Voorheen zag je gladiolen en dahlia’s bijna alleen in een snijbloementuin. Door in oktober de knollen te rooien en die op een droge, vorstvrije plaats te laten overwinteren, kon je jaren met dezelfde knollen doen. Bewaren in droge turfmolm of houtmot gaat ook heel goed. Iedere zomer als de onderste knop kleur vertoont, kun je een mooie bos gladiolen snijden. Het zijn bloemen voor een grote vaas, want ze vragen wel ruimte.
Als je ze snijdt als de onderste bloem zich begint te openen en je zet ze alleen in water, zonder snijbloemenvoedsel, komen bijna alle bloemknoppen uit. Met snijbloemenvoedsel gaat het nog beter en blijven de bloemen beter op kleur.
Ook als ze in een ruime vaas gezet worden en de bloemen breed uitwaaieren, staan de bloemaren de volgende dag toch recht omhoog. Dit heet geotropie. Je ziet het ook bij leeuwenbek. Deze bloemen dienen zelfs in verticale stand vervoerd te worden.
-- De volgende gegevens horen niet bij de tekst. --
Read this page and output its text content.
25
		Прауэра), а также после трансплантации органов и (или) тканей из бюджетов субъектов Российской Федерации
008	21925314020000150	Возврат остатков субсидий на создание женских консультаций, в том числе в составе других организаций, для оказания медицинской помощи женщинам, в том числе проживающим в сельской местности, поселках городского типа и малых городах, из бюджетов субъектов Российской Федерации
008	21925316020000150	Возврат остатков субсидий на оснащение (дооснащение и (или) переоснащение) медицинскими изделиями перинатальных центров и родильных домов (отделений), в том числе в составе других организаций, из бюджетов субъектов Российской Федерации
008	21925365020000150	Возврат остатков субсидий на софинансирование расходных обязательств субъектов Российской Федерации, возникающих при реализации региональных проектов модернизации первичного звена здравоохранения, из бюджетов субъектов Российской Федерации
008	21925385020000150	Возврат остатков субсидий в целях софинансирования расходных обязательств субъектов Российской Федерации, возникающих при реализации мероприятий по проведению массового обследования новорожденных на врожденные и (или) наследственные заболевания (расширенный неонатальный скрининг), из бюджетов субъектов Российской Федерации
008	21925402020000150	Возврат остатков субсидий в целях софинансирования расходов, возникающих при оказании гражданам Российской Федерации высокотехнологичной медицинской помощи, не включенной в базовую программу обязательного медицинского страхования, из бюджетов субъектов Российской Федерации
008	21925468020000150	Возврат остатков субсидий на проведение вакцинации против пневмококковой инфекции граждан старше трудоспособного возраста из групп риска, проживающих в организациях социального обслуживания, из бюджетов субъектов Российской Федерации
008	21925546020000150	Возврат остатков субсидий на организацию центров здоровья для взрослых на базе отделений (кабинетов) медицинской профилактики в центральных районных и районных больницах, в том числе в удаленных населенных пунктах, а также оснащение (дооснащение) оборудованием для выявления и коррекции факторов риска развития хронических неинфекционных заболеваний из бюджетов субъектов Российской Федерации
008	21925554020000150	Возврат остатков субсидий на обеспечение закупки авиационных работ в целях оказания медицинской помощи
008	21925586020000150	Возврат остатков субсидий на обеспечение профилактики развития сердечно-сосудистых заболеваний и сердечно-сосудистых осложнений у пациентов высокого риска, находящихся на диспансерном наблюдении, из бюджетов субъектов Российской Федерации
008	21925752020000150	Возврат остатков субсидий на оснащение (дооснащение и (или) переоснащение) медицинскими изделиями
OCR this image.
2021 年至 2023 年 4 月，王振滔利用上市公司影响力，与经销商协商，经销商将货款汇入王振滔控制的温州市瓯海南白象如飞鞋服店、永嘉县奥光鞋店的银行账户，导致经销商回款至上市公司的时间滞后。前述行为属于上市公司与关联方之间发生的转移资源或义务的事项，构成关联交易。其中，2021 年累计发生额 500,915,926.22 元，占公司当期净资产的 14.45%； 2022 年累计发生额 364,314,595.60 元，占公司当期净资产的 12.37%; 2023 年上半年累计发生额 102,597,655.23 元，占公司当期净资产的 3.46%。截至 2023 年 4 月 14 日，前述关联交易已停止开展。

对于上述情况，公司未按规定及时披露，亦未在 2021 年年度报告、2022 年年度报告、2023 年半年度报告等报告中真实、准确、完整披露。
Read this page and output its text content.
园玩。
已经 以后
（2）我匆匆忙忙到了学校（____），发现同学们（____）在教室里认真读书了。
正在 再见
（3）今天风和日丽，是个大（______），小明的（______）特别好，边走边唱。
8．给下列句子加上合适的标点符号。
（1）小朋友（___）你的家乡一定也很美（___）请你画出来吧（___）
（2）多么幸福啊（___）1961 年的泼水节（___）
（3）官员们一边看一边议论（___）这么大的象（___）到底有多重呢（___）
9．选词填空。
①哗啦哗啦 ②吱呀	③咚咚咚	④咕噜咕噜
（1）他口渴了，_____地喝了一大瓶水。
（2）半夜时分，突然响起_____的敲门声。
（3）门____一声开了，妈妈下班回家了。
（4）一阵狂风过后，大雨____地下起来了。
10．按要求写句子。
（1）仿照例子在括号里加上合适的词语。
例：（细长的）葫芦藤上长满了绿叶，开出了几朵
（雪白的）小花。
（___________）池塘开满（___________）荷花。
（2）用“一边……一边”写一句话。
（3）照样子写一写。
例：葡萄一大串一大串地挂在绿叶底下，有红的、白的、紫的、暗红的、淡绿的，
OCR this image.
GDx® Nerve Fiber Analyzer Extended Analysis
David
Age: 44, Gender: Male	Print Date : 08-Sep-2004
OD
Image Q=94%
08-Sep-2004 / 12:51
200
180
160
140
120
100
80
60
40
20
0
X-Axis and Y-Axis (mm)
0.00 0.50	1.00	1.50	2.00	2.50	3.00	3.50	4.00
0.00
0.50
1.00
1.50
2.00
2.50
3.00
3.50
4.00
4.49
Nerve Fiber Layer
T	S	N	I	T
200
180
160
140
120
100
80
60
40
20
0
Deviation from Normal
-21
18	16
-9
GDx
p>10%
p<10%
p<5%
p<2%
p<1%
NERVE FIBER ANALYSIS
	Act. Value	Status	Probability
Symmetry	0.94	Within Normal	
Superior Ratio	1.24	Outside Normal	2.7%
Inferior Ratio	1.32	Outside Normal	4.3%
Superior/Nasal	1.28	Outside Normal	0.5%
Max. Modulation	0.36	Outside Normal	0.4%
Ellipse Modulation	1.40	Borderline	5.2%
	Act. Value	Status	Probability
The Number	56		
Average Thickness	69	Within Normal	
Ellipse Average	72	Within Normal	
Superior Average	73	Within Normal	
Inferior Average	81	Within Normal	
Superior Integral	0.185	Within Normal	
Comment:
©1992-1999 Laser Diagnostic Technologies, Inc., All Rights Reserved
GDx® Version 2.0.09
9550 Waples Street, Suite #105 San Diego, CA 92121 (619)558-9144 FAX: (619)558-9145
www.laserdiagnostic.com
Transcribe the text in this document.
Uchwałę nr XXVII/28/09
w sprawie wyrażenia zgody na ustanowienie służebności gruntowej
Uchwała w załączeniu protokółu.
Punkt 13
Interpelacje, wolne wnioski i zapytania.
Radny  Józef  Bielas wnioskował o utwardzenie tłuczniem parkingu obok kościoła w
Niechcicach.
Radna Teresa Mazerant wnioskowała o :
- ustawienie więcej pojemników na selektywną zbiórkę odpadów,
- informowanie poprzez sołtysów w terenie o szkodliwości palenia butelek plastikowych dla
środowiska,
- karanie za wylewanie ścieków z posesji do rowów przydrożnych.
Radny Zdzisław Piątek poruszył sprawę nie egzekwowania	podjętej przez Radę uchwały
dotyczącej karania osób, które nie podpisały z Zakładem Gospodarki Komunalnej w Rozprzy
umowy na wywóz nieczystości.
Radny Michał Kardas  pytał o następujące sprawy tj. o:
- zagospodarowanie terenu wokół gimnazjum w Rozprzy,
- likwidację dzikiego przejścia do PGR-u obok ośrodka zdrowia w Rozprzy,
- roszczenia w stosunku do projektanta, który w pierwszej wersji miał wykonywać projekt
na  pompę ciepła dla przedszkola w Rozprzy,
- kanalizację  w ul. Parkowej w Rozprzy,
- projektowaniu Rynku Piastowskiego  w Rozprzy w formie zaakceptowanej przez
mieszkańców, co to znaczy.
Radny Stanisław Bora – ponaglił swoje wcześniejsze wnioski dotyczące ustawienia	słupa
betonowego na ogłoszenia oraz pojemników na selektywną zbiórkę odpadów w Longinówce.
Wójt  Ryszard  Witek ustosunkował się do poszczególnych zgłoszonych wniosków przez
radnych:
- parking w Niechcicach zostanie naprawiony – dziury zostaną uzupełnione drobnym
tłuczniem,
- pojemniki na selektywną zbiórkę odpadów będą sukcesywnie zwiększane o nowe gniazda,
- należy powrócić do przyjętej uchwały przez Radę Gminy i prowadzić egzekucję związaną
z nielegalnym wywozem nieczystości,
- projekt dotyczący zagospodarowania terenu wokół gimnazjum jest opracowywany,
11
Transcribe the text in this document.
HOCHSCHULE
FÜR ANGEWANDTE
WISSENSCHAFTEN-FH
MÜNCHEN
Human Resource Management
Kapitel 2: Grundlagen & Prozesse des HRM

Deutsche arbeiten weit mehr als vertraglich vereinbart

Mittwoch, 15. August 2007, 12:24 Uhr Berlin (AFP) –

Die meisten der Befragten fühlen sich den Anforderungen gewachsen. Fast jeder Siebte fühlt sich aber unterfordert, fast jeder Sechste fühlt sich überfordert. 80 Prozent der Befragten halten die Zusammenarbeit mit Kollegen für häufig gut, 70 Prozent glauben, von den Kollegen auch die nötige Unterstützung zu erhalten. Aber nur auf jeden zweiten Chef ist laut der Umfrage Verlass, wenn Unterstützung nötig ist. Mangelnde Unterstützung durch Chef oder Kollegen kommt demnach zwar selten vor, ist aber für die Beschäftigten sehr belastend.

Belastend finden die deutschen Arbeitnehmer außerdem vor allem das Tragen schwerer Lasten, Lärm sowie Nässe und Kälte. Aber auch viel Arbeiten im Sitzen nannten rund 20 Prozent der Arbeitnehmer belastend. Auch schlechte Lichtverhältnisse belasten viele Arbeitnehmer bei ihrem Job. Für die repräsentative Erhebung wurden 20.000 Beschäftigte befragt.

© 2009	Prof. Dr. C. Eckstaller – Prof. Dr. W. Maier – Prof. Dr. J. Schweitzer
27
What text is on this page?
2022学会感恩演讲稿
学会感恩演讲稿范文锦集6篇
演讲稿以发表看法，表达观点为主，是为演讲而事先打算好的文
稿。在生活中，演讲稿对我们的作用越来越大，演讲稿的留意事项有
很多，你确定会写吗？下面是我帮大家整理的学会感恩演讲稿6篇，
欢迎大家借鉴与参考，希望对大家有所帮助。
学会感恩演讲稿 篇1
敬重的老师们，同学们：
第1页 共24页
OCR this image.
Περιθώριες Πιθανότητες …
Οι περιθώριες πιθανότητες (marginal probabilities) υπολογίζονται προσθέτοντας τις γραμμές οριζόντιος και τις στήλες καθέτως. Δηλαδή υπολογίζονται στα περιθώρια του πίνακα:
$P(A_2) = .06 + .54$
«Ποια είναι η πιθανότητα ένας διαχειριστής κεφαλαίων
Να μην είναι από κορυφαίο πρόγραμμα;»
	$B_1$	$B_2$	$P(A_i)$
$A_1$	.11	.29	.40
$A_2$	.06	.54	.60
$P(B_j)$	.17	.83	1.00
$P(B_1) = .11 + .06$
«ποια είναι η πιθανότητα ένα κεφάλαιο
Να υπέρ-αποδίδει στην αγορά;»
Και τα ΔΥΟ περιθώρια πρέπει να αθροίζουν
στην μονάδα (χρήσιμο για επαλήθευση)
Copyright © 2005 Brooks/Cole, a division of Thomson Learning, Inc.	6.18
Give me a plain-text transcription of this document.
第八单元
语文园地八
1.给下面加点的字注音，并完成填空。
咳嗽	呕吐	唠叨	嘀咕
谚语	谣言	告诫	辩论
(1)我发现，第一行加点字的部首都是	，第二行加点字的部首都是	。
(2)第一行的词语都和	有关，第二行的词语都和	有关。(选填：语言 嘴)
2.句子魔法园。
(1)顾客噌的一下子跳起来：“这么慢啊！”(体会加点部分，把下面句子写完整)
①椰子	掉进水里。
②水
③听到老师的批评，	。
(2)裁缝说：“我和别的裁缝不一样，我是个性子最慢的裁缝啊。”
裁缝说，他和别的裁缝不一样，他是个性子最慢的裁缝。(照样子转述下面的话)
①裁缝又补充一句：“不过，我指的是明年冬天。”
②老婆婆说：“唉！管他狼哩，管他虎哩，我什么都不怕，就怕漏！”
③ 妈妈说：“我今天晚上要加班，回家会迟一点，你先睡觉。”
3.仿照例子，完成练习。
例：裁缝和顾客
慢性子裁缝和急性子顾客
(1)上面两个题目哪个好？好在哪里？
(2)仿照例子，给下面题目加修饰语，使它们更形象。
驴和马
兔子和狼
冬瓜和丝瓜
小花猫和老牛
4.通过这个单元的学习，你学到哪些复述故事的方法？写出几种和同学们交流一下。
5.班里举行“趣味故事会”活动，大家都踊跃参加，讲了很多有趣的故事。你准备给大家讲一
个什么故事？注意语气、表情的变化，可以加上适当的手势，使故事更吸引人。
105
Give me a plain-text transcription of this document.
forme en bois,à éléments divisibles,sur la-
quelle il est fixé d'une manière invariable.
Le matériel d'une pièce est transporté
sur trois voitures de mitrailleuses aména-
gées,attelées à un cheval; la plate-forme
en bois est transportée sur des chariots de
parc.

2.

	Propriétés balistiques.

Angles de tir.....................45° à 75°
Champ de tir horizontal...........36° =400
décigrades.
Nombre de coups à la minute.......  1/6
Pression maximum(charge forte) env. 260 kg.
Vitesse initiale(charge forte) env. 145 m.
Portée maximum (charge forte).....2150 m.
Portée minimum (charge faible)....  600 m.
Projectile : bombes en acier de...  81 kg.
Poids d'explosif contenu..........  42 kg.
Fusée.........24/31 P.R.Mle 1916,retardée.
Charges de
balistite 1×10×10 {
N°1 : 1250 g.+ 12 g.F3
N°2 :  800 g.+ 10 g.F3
Wie het bezwaarlijk vindt om de knollen te rooien, kan ze ook in de grond laten zitten. Als het niet hard vriest, overleven ze de winter en komen ze in het voorjaar weer op. Eventueel bij vorst er wat oud blad overheen aanbrengen. Plant de knollen wel 10-15 cm diep. Dat biedt meer garantie op overleving en bovendien staan ze dan wat steviger.
Het vermeerderen van gladiolen gebeurt meestal door de vele kleine knolletjes (kralen) die aan de moederknol ontstaan in het voorjaar uit te zaaien. In twee tot drie jaar zijn dit weer bloeibare knollen.
Zwaardlelie
Gladiool, ook wel zwaardlelie genoemd, ontleend zijn naam aan het zwaardvormig blad. Gladiolus betekent klein zwaard. Het geslacht Gladiool behoort tot de familie van de irisachtigen. Het is nauw verwant met Crocosmia (Montbretia) die we ook als overblijvende tuinplant kennen.
De grootbloemige rassen zijn vooral bekend en die tref je vaak in tuinen aan, maar er zijn ook klein bloemige typen, die meestal vroeger bloeien maar minder opvallend zijn. Er zijn ongeveer 200 verschillende soorten in het wild. Door kruisen heeft men heel veel nieuwe rassen gemaakt, die wel in de vorm, maar niet in aantal en grootte van de bloem op hun in het wild levende ouders lijken.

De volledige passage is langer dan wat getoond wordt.